A father-son bonding moment over sporting goods? Why not?
“This one is all yours,” Lisa said, handing me the Little League notice stating that all the boys in our son’s program must wear an athletic supporter and protective cup. My wife, who grew up with a sister but no brothers, is occasionally horrified by boy stuff, so procuring these particular pieces of baseball equipment for our 7-year-old, Alex, was going to be a father-son deal.
Alex and I hopped in the car and headed off to Modell’s.
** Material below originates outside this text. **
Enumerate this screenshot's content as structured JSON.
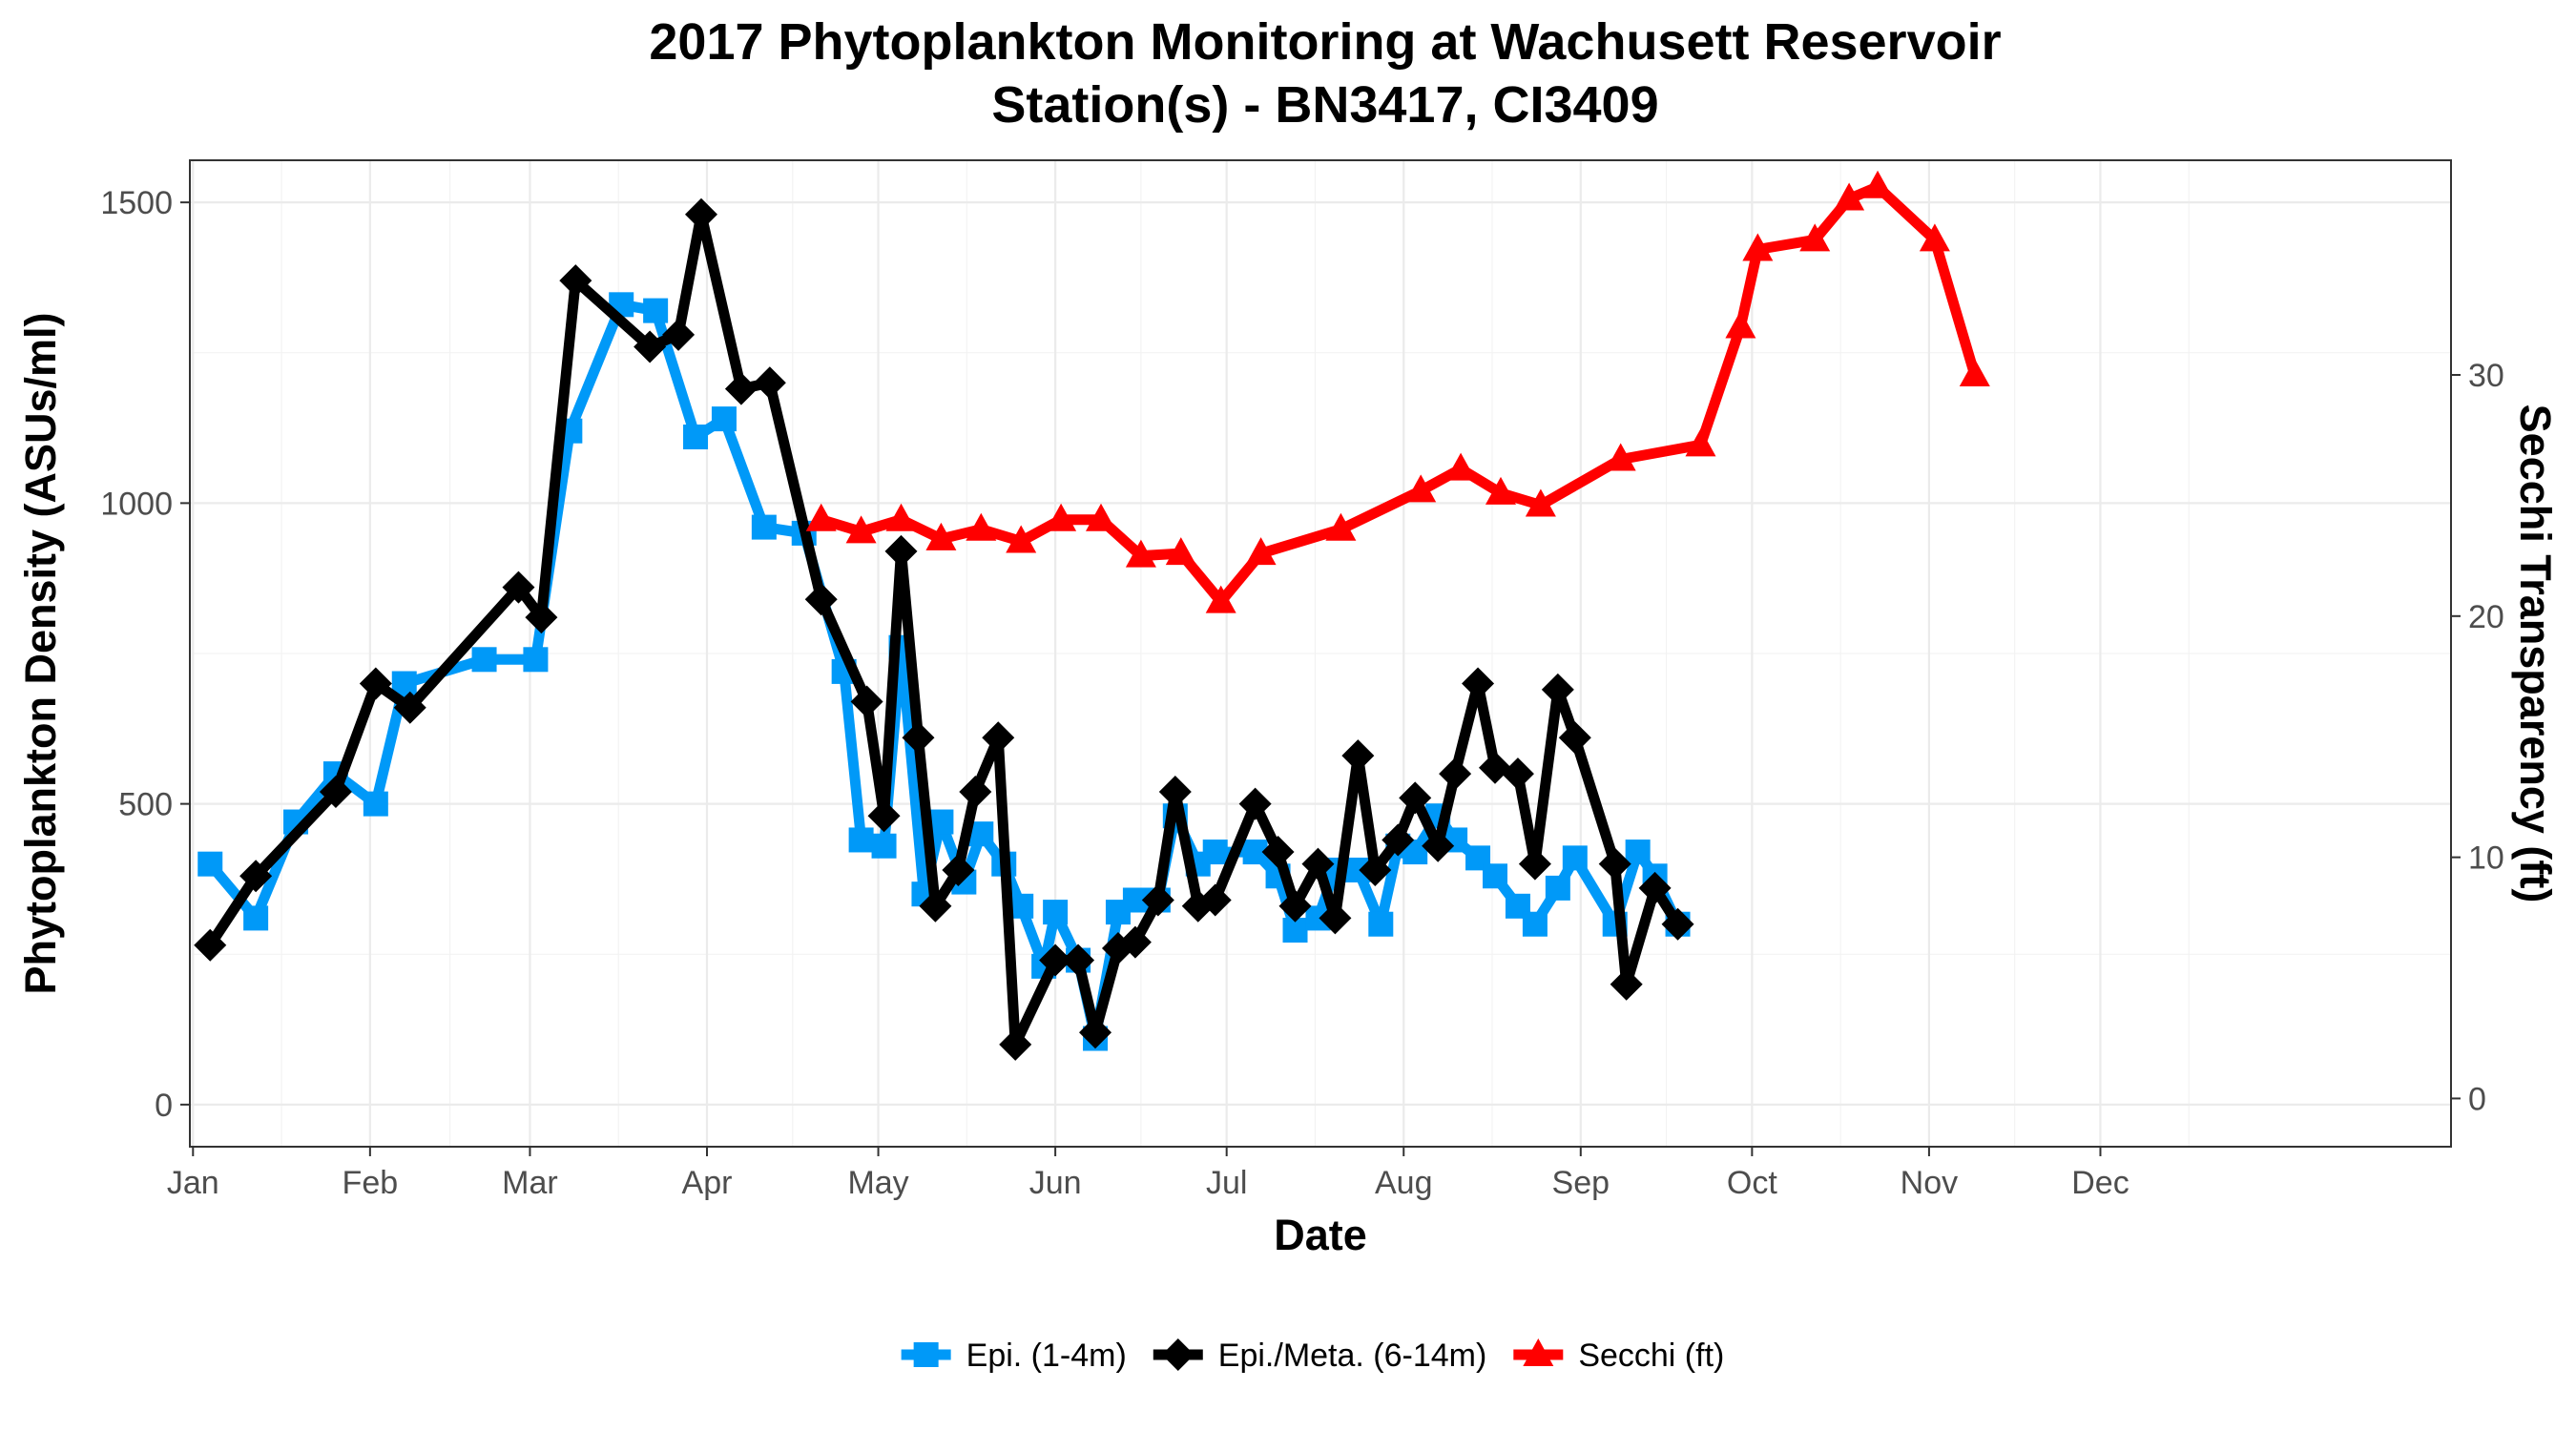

As we drove, I could tell that he wasn’t completely sure of the nature of our errand.
“What exactly are we getting, Dad?” he asked. “And where do I put it?”
I spent the majority of the short ride trying to explain to him what a jockstrap looked like and how the hard plastic cup fit (“No way!”), but he just couldn’t visualize it based on my descriptions. When he finally saw the stuff on the store shelf, he just laughed.
Back home, I showed him how to put it on. Alex thought his new gear was the greatest thing ever. It made him feel invincible. In fact, the first thing he did was run downstairs and dare his 3-year-old brother to punch him in the crotch. He wore it under his clothes for the rest of the day even though he didn’t have baseball practice.
It occurred to me at some point that this was a rite of passage, the first real recognition of his manhood, both literally and figuratively. So I didn’t protest when he insisted on wearing his cup in the Opening Day Little League Parade. (He was easily the most well-protected kid marching through downtown Needham that day.) But I drew the line when he asked if he could wear it to school.
I know the novelty will wear off soon. But for now, in his mind, wearing the cup has brought him one step closer to being a grown-up. After all, it’s the kind of thing that men do. And it makes me, too, feel like he’s not a little boy anymore.
I just hope, for his sake, that his little brother doesn’t catch him when he’s not wearing it.